Entscheidungsstichwort (Thema)

Voraussetzungen der Schätzung zwecks Anordnung des selbständigen Verfalls

 

Leitsatz (amtlich)

1. Auch wenn § 29a Abs. 3 OWiG dem Tatrichter die Möglichkeit einräumt, den dem Verfall unterliegenden Betrag zu schätzen, müssen zuvor alle Beweismittel, die ohne unverhältnismäßige Schwierigkeiten erlangt werden können (hier: Frachtrechnungen), genutzt werden.

2. Zudem müssen in der gerichtlichen Entscheidung die tragenden Grundlagen der Schätzung mindestens so weit nachvollziehbar angegeben werden, dass für das Rechtsbeschwerdegericht die Möglichkeit der Nachprüfung besteht und erkennbar wird, dass - ggf. auch unter Beachtung des Zweifelssatzes - eine Zuvielbelastung des Betroffenen ausgeschlossen werden kann.
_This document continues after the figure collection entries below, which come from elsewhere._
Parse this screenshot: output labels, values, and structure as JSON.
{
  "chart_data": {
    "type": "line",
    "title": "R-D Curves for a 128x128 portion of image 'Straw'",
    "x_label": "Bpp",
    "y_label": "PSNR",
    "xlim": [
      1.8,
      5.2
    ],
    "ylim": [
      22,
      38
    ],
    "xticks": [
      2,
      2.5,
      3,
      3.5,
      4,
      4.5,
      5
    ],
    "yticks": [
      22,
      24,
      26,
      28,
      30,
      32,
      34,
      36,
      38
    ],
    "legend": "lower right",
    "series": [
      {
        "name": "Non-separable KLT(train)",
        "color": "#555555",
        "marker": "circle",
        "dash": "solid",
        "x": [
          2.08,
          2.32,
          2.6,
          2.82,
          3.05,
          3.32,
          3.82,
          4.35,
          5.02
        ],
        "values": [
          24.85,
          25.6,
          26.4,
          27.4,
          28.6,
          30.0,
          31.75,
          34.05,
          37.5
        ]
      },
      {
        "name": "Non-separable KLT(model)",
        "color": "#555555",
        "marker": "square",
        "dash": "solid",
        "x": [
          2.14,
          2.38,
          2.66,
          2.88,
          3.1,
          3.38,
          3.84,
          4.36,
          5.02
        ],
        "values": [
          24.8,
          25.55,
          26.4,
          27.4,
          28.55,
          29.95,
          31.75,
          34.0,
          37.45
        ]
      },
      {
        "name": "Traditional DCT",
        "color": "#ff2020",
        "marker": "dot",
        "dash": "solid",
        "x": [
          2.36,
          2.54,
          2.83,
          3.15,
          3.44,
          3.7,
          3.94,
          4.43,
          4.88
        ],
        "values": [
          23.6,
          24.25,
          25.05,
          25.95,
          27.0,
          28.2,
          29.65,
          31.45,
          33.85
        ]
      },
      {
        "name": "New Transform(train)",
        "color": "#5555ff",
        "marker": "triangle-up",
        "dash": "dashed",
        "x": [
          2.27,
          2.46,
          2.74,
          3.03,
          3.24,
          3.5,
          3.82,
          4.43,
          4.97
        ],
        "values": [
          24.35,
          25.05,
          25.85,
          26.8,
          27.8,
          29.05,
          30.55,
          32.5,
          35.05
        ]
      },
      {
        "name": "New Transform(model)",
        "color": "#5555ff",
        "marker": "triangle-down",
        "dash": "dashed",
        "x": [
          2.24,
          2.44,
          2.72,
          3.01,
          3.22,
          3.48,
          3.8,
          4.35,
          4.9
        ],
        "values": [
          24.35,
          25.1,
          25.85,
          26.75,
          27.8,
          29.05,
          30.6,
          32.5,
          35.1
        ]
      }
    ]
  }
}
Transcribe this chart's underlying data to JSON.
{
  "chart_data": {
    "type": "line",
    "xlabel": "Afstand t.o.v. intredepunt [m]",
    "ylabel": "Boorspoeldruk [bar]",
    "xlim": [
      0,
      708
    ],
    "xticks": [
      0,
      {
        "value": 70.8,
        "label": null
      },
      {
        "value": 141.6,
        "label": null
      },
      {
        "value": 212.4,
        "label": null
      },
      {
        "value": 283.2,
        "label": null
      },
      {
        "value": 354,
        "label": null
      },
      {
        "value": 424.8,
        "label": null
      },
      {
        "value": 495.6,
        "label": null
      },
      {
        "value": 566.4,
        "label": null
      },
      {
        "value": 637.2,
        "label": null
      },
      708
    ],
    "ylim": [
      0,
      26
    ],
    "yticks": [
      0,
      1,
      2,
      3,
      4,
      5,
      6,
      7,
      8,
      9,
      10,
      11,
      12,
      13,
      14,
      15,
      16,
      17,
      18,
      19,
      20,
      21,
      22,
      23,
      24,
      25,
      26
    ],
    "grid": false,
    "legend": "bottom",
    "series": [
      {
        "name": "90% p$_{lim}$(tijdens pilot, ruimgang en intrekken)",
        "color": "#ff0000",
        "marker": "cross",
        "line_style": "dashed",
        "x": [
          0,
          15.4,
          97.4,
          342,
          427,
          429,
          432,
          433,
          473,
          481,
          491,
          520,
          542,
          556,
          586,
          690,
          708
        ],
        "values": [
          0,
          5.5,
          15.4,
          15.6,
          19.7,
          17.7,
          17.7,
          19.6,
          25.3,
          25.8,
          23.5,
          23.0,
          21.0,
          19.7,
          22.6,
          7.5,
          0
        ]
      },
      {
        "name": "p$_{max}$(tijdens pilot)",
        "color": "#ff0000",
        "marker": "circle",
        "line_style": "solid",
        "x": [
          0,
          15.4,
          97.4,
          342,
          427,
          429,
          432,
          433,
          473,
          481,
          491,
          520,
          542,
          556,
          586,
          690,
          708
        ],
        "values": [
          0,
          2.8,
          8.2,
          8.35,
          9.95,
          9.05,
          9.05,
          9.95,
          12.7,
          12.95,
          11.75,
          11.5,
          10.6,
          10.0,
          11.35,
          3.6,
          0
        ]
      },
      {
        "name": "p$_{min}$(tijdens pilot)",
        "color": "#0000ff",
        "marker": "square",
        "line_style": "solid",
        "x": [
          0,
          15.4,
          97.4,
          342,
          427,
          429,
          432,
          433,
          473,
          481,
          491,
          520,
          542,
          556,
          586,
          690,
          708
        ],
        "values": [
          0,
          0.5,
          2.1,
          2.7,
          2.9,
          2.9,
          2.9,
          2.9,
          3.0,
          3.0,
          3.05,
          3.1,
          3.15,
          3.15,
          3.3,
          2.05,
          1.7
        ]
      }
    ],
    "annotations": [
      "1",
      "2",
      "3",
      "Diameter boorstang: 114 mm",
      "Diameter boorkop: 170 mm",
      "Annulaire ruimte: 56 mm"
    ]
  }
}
3. Der bloße Verweis auf einschlägige Kalkulationstabellen - hier: Kostensätze Gütertransport Straße (KGS) - genügt jedenfalls dann nicht, wenn der zur Entscheidung anstehende (Transport-) Fall Anlass gibt, die Anwendbarkeit der Tabellen in Zweifel zu ziehen.

 

Verfahrensgang

AG Braunschweig (Entscheidung vom 09.04.2013)

 

Tenor

Auf die Rechtsbeschwerde der Betroffenen wird das Urteil des Amtsgericht Braunschweig vom 9. April 2013 zum Rechtsfolgenausspruch mit den dazugehörigen Feststellungen aufgehoben und die Sache zur erneuten Verhandlung und Entscheidung - auch über die Kosten der Rechtsbeschwerde - an das Amtsgericht Braunschweig zurückverwiesen.

 

Gründe

I.

Die Verfallsbeteiligte führt mit Lastkraftwagen Gütertransporte durch. Für die Firma D.B. AG ist sie ständiger Logistikpartner und transportiert regelmäßig Kfz-Teile von Volduchy (CZ) nach Bremen. Am 13. Januar 2012 wurde ihr Fahrer, Herr S., im Bereich des Landkreises Peine auf der BAB 2 kontrolliert. Dabei wurde festgestellt, dass der Sattelzug, deren Halterin die Betroffene ist, im Frontbereich (nach Abzug einer Toleranz von 0,01 m) eine Höhe von 4,08 m aufwies und somit die gemäß § 32 Abs. 2 StVZO zulässige Höhe überschritt. Welchen Transportlohn die Verfallsbeteiligte vereinnahmte, ist nicht festgestellt. Jedoch hat das Amtsgericht unter Zugrundelegung der inländischen Fahrtstrecke von 550 Km (gerechnet ab dem Grenzübergang Asch - die gesamte Fahrstrecke beträgt ca. 670 Km) sowie des Gewichts der Ladung von 17,2 to anhand der "Kostensätze Gütertransport Straße - KGS" für den Transport einen Betrag von 1.361,44 € geschätzt, wovon es 900,- € für verfallen erklärt hat.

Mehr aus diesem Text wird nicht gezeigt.